Wichtige Rechtsgrundlagen
- § 1 AVB: In den Allgemeinen Versicherungsbedingungen (AVB) wird festgelegt, welche Leistungen der Versicherer erbringt, wenn die versicherte Person während der Versicherungsdauer und nach Ablauf einer vereinbarten Wartezeit von 5 Jahren erwerbsunfähig wird. Bei vollständiger Erwerbsunfähigkeit oder Pflegebedürftigkeit verpflichtet sich der Versicherer, eine Rente in der im Versicherungsschein vereinbarten Höhe zu zahlen und die Beitragszahlungspflicht zu übernehmen. Dies ist zentral für den Fall, da die Wartezeit eine entscheidende Rolle bei den Leistungsansprüchen des Klägers spielt.
- § 2 Absatz 1 AVB: Dieser Paragraph konkretisiert die Bedingungen, unter denen eine Erwerbsunfähigkeit anerkannt wird, und definiert, was unter „vollständiger Erwerbsunfähigkeit“ zu verstehen ist. Der Zusammenhang zum vorliegenden Fall ergibt sich aus der Notwendigkeit, die genauen Voraussetzungen für die Leistungsansprüche des Klägers zu prüfen und festzustellen, ob diese erfüllt sind, vor allem in Bezug auf den Zeitraum der Wartezeit und das Eintreten des Versicherungsfalls.

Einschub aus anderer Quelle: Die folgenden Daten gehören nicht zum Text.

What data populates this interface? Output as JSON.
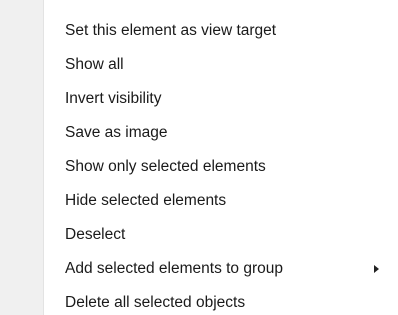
{
  "menu": {
    "items": [
      {
        "label": "Set this element as view target",
        "has_submenu": false
      },
      {
        "label": "Show all",
        "has_submenu": false
      },
      {
        "label": "Invert visibility",
        "has_submenu": false
      },
      {
        "label": "Save as image",
        "has_submenu": false
      },
      {
        "label": "Show only selected elements",
        "has_submenu": false
      },
      {
        "label": "Hide selected elements",
        "has_submenu": false
      },
      {
        "label": "Deselect",
        "has_submenu": false
      },
      {
        "label": "Add selected elements to group",
        "has_submenu": true,
        "submenu_icon": "submenu-arrow-icon"
      },
      {
        "label": "Delete all selected objects",
        "has_submenu": false
      }
    ]
  },
  "colors": {
    "background": "#ffffff",
    "gutter": "#f0f0f0",
    "text": "#1a1a1a"
  }
}
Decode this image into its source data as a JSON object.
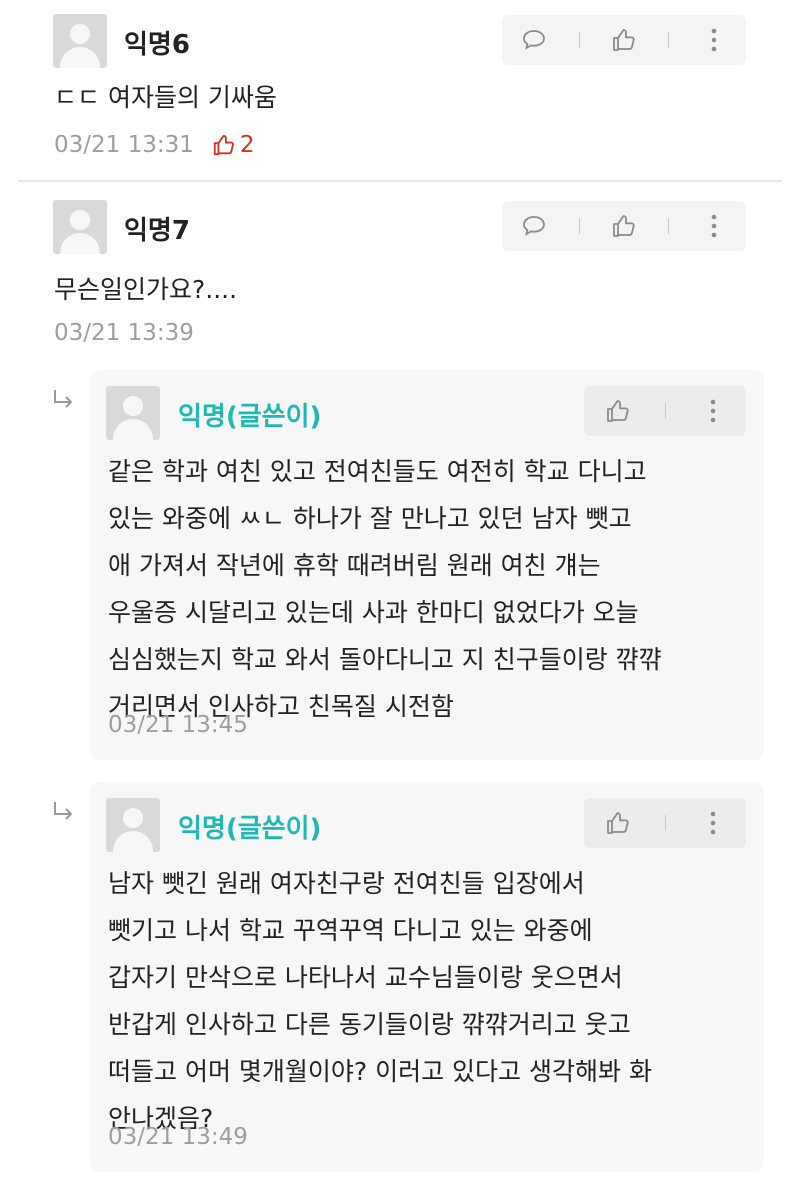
{
  "comments": [
    {
      "name": "익명6",
      "text": "ㄷㄷ 여자들의 기싸움",
      "time": "03/21 13:31",
      "likes": "2"
    },
    {
      "name": "익명7",
      "text": "무슨일인가요?....",
      "time": "03/21 13:39"
    }
  ],
  "replies": [
    {
      "name": "익명(글쓴이)",
      "lines": [
        "같은 학과 여친 있고 전여친들도 여전히 학교 다니고",
        "있는 와중에 ㅆㄴ 하나가 잘 만나고 있던 남자 뺏고",
        "애 가져서 작년에 휴학 때려버림 원래 여친 걔는",
        "우울증 시달리고 있는데 사과 한마디 없었다가 오늘",
        "심심했는지 학교 와서 돌아다니고 지 친구들이랑 꺆꺆",
        "거리면서 인사하고 친목질 시전함"
      ],
      "time": "03/21 13:45"
    },
    {
      "name": "익명(글쓴이)",
      "lines": [
        "남자 뺏긴 원래 여자친구랑 전여친들 입장에서",
        "뺏기고 나서 학교 꾸역꾸역 다니고 있는 와중에",
        "갑자기 만삭으로 나타나서 교수님들이랑 웃으면서",
        "반갑게 인사하고 다른 동기들이랑 꺆꺆거리고 웃고",
        "떠들고 어머 몇개월이야? 이러고 있다고 생각해봐 화",
        "안나겠음?"
      ],
      "time": "03/21 13:49"
    }
  ],
  "icons": {
    "comment": "comment-icon",
    "like": "thumbs-up-icon",
    "more": "more-vertical-icon",
    "reply": "reply-arrow-icon"
  },
  "colors": {
    "author": "#1fb8b3",
    "like_active": "#d93025",
    "meta": "#9e9e9e"
  }
}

- § 2 Absatz 3 bis 5 AVB: Hier wird geregelt, dass der Versicherer auch bei Eintritt eines Unfalls während der Wartezeit zahlen muss, sofern die versicherte Person innerhalb eines Jahres nach dem Unfall erwerbsunfähig wird. Diese Regelung ist relevant für den Fall, da sie dem Kläger möglicherweise Anspruch auf Leistungen vor Ablauf der Wartezeit einräumt, abhängig von der Umstände des Vorfalls und der gesundheitlichen Situation des Klägers.

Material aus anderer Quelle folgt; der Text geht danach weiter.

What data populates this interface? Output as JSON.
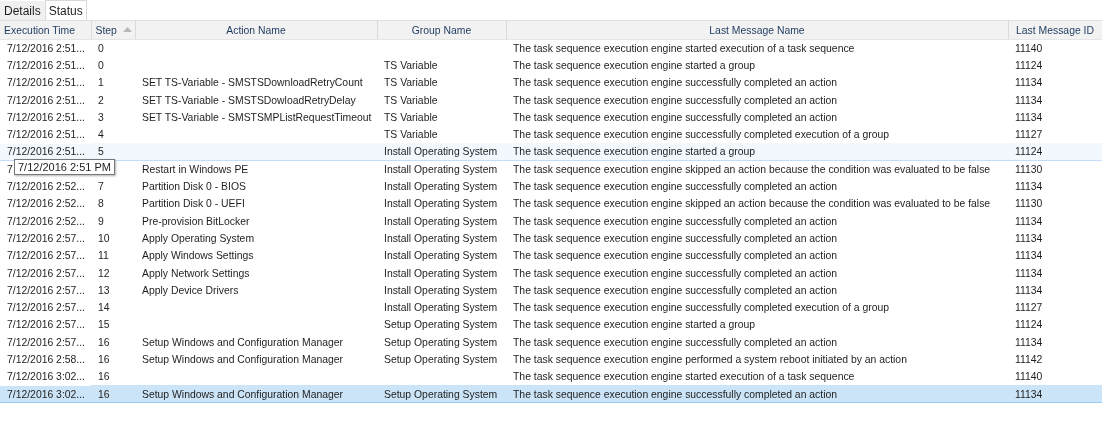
{
  "tabs": [
    {
      "label": "Details",
      "selected": false
    },
    {
      "label": "Status",
      "selected": true
    }
  ],
  "table": {
    "columns": [
      {
        "label": "Execution Time",
        "sorted": false
      },
      {
        "label": "Step",
        "sorted": true
      },
      {
        "label": "Action Name",
        "sorted": false
      },
      {
        "label": "Group Name",
        "sorted": false
      },
      {
        "label": "Last Message Name",
        "sorted": false
      },
      {
        "label": "Last Message ID",
        "sorted": false
      }
    ],
    "rows": [
      {
        "time": "7/12/2016 2:51...",
        "step": "0",
        "action": "",
        "group": "",
        "message": "The task sequence execution engine started execution of a task sequence",
        "id": "11140",
        "selected": false,
        "hovered": false
      },
      {
        "time": "7/12/2016 2:51...",
        "step": "0",
        "action": "",
        "group": "TS Variable",
        "message": "The task sequence execution engine started a group",
        "id": "11124",
        "selected": false,
        "hovered": false
      },
      {
        "time": "7/12/2016 2:51...",
        "step": "1",
        "action": "SET TS-Variable - SMSTSDownloadRetryCount",
        "group": "TS Variable",
        "message": "The task sequence execution engine successfully completed an action",
        "id": "11134",
        "selected": false,
        "hovered": false
      },
      {
        "time": "7/12/2016 2:51...",
        "step": "2",
        "action": "SET TS-Variable - SMSTSDowloadRetryDelay",
        "group": "TS Variable",
        "message": "The task sequence execution engine successfully completed an action",
        "id": "11134",
        "selected": false,
        "hovered": false
      },
      {
        "time": "7/12/2016 2:51...",
        "step": "3",
        "action": "SET TS-Variable - SMSTSMPListRequestTimeout",
        "group": "TS Variable",
        "message": "The task sequence execution engine successfully completed an action",
        "id": "11134",
        "selected": false,
        "hovered": false
      },
      {
        "time": "7/12/2016 2:51...",
        "step": "4",
        "action": "",
        "group": "TS Variable",
        "message": "The task sequence execution engine successfully completed execution of a group",
        "id": "11127",
        "selected": false,
        "hovered": false
      },
      {
        "time": "7/12/2016 2:51...",
        "step": "5",
        "action": "",
        "group": "Install Operating System",
        "message": "The task sequence execution engine started a group",
        "id": "11124",
        "selected": false,
        "hovered": true
      },
      {
        "time": "7",
        "action": "Restart in Windows PE",
        "group": "Install Operating System",
        "message": "The task sequence execution engine skipped an action because the condition was evaluated to be false",
        "id": "11130",
        "selected": false,
        "hovered": false,
        "tooltip": "7/12/2016 2:51 PM"
      },
      {
        "time": "7/12/2016 2:52...",
        "step": "7",
        "action": "Partition Disk 0 - BIOS",
        "group": "Install Operating System",
        "message": "The task sequence execution engine successfully completed an action",
        "id": "11134",
        "selected": false,
        "hovered": false
      },
      {
        "time": "7/12/2016 2:52...",
        "step": "8",
        "action": "Partition Disk 0 - UEFI",
        "group": "Install Operating System",
        "message": "The task sequence execution engine skipped an action because the condition was evaluated to be false",
        "id": "11130",
        "selected": false,
        "hovered": false
      },
      {
        "time": "7/12/2016 2:52...",
        "step": "9",
        "action": "Pre-provision BitLocker",
        "group": "Install Operating System",
        "message": "The task sequence execution engine successfully completed an action",
        "id": "11134",
        "selected": false,
        "hovered": false
      },
      {
        "time": "7/12/2016 2:57...",
        "step": "10",
        "action": "Apply Operating System",
        "group": "Install Operating System",
        "message": "The task sequence execution engine successfully completed an action",
        "id": "11134",
        "selected": false,
        "hovered": false
      },
      {
        "time": "7/12/2016 2:57...",
        "step": "11",
        "action": "Apply Windows Settings",
        "group": "Install Operating System",
        "message": "The task sequence execution engine successfully completed an action",
        "id": "11134",
        "selected": false,
        "hovered": false
      },
      {
        "time": "7/12/2016 2:57...",
        "step": "12",
        "action": "Apply Network Settings",
        "group": "Install Operating System",
        "message": "The task sequence execution engine successfully completed an action",
        "id": "11134",
        "selected": false,
        "hovered": false
      },
      {
        "time": "7/12/2016 2:57...",
        "step": "13",
        "action": "Apply Device Drivers",
        "group": "Install Operating System",
        "message": "The task sequence execution engine successfully completed an action",
        "id": "11134",
        "selected": false,
        "hovered": false
      },
      {
        "time": "7/12/2016 2:57...",
        "step": "14",
        "action": "",
        "group": "Install Operating System",
        "message": "The task sequence execution engine successfully completed execution of a group",
        "id": "11127",
        "selected": false,
        "hovered": false
      },
      {
        "time": "7/12/2016 2:57...",
        "step": "15",
        "action": "",
        "group": "Setup Operating System",
        "message": "The task sequence execution engine started a group",
        "id": "11124",
        "selected": false,
        "hovered": false
      },
      {
        "time": "7/12/2016 2:57...",
        "step": "16",
        "action": "Setup Windows and Configuration Manager",
        "group": "Setup Operating System",
        "message": "The task sequence execution engine successfully completed an action",
        "id": "11134",
        "selected": false,
        "hovered": false
      },
      {
        "time": "7/12/2016 2:58...",
        "step": "16",
        "action": "Setup Windows and Configuration Manager",
        "group": "Setup Operating System",
        "message": "The task sequence execution engine performed a system reboot initiated by an action",
        "id": "11142",
        "selected": false,
        "hovered": false
      },
      {
        "time": "7/12/2016 3:02...",
        "step": "16",
        "action": "",
        "group": "",
        "message": "The task sequence execution engine started execution of a task sequence",
        "id": "11140",
        "selected": false,
        "hovered": false
      },
      {
        "time": "7/12/2016 3:02...",
        "step": "16",
        "action": "Setup Windows and Configuration Manager",
        "group": "Setup Operating System",
        "message": "The task sequence execution engine successfully completed an action",
        "id": "11134",
        "selected": true,
        "hovered": false
      }
    ]
  }
}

- § 9 Versicherungsvertragsgesetz (VVG): Das VVG regelt die Grundlagen des Versicherungsvertragsrechts in Deutschland, einschließlich der Obliegenheiten und Pflichten der Vertragsparteien. Im Kontext dieses Falls muss geprüft werden, welche rechtlichen Verpflichtungen die Beklagte hat und ob diese erfüllt wurden, insbesondere im Hinblick auf die Zahlung von Rentenansprüchen und die Nachweispflicht im Hinblick auf die Eintrittszeitpunkte der Erwerbsunfähigkeit.
- § 287 Zivilprozessordnung (ZPO): Dieser Paragraph erlaubt dem Gericht, im Schadensersatzrecht den Schadensersatzbetrag nach billigem Ermessen zu schätzen, wenn Beweise schwer zu beschaffen sind. Im Rahmen des Urteils könnte dies relevant sein, um die Höhe der Zahlungen zu bestimmen, falls der Kläger nicht in der Lage ist, alle erforderlichen Nachweise klar und eindeutig zu liefern, was spezifische Herausforderungen bei der Beweisführung um die Wartezeit und das Eintreten der Erwerbsunfähigkeit betreffen könnte.